You might consider icing your bottom to help reduce swelling and pain in the days following your birth. Some moms find it helpful to sit on an ice pack while they are feeding. Ice should be applied for 20 minutes every 2-3 hours until pain and swelling go away. It’s important to note that you don’t want to put ice directly on the skin, so use a thin barrier, like a towel between your skin and the ice pack.

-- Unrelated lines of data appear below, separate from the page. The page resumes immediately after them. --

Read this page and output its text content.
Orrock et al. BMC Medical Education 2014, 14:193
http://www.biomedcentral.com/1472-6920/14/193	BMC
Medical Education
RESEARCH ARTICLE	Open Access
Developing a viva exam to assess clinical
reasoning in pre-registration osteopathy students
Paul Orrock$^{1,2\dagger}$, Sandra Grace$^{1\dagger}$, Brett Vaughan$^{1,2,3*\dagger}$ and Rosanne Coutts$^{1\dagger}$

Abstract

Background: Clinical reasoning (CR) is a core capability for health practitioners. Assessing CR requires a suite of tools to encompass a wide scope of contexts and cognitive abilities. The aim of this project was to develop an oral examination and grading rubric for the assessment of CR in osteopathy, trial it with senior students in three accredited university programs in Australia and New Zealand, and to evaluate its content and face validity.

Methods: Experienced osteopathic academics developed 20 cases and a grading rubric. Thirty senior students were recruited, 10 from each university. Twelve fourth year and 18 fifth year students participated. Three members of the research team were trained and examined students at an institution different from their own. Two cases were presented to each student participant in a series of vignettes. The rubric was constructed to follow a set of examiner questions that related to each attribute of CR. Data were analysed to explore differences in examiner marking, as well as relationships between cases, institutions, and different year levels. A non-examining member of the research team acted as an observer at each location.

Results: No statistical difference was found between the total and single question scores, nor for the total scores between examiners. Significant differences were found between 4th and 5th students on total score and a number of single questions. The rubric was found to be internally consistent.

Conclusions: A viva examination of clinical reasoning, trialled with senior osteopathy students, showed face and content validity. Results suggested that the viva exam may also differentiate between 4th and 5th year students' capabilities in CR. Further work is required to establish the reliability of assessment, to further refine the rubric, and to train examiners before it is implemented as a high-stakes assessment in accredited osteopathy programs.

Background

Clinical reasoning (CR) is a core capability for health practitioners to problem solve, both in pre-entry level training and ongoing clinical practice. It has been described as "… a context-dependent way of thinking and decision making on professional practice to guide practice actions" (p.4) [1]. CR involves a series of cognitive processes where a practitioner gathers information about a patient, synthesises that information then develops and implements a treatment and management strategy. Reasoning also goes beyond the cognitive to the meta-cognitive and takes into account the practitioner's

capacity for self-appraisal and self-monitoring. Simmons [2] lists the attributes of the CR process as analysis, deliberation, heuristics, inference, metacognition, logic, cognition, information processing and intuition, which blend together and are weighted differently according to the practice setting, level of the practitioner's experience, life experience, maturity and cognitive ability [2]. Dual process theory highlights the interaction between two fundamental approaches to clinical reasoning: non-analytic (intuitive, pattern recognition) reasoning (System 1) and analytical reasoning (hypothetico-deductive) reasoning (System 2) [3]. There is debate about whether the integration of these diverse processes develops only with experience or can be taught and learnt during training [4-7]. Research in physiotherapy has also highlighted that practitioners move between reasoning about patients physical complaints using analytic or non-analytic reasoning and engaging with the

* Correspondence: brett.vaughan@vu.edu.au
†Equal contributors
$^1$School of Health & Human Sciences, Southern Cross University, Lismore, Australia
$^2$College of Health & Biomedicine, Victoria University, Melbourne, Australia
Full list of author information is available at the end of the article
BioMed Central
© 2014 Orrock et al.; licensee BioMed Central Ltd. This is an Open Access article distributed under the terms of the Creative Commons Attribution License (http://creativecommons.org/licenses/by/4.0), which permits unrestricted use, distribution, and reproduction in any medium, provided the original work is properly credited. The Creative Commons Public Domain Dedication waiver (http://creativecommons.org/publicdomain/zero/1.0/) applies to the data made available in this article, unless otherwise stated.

Other than ice, a “padsicle” (not a popsicle!) also provides the same benefits as ice with the added benefit of a healing agent such as alcohol-free witch hazel, aloe vera or sitz bath tea. A “padsicle” is a sanitary pad that has been squirted with one of the above healing agents and has been frozen for at least 2 hours in the freezer. Some moms prefer to prepare a whole bunch of “padsicles” before they give birth.
How to make a padsicle
Some moms find it helpful to use compression underwear to support their pelvic floor and their lower abdominal muscles during the first 4 weeks post-partum. Since the pelvic floor may be strained at this point, giving your pelvic floor some compression will provide it with much needed support while it’s trying to recover, especially if you have another little one to care for and you absolutely need to mobilize frequently. I’ve heard a lot of good things about the Baobei maternity and postpartum underwear because most compression underwear only provides abdominal support. The Baobei supports both the abdominal AND the pelvic floor. The only drawback is they are quite pricey (about $75 Canadian once you have done the conversion) but I am not aware of more budget friendly alternatives in Canada. Please comment below if you know of any!
You may consider elevating your pelvis while you are lying down to help reduce swelling. Elevation facilitates the draining of pelvic fluid back to your heart which helps swelling to go down faster. You can elevate your pelvis by lying on your back, either with your feet up the wall or with a pillow under your bottom. You might also consider doing this while you are icing your bottom at the same time which is 20 minutes, 2-3 times a day.
Constipation management is super important postpartum because constipation causes you to strain your pelvic floor. Your health care provider will probably prescribe some sort of stool softener which will help to pass your stool more easily. However, if you have been prone to constipation in the past you may also want to try:
- Drinking at least 2-3 L of water a day, especially if you are breastfeeding
- Having plenty of fibre in the form of cooked veggies, nuts, fruit, chia seeds, flax seeds, etc.
- Avoiding dairy and wheat if your digestive system is sensitive to them
Say goodbye to unnecessary pain.
Let us help you manage it.
If you have tried all of the suggestions above and still suffer from constipation, you may want to consider seeing one of our prenatal and postnatal naturopaths or nutritionists to determine the root cause of the problem.
In closing, I would like to say that if you are to follow all of the suggestions above, great! However, if you are only able to do one or two of them, your pelvis will still benefit. These suggestions are meant to speed up the healing process and make you feel better – they are not meant to give you more work and stress you out even more. At Oona, we know how hard being a mom of a newborn baby can be, and we are here to support and cheer you on.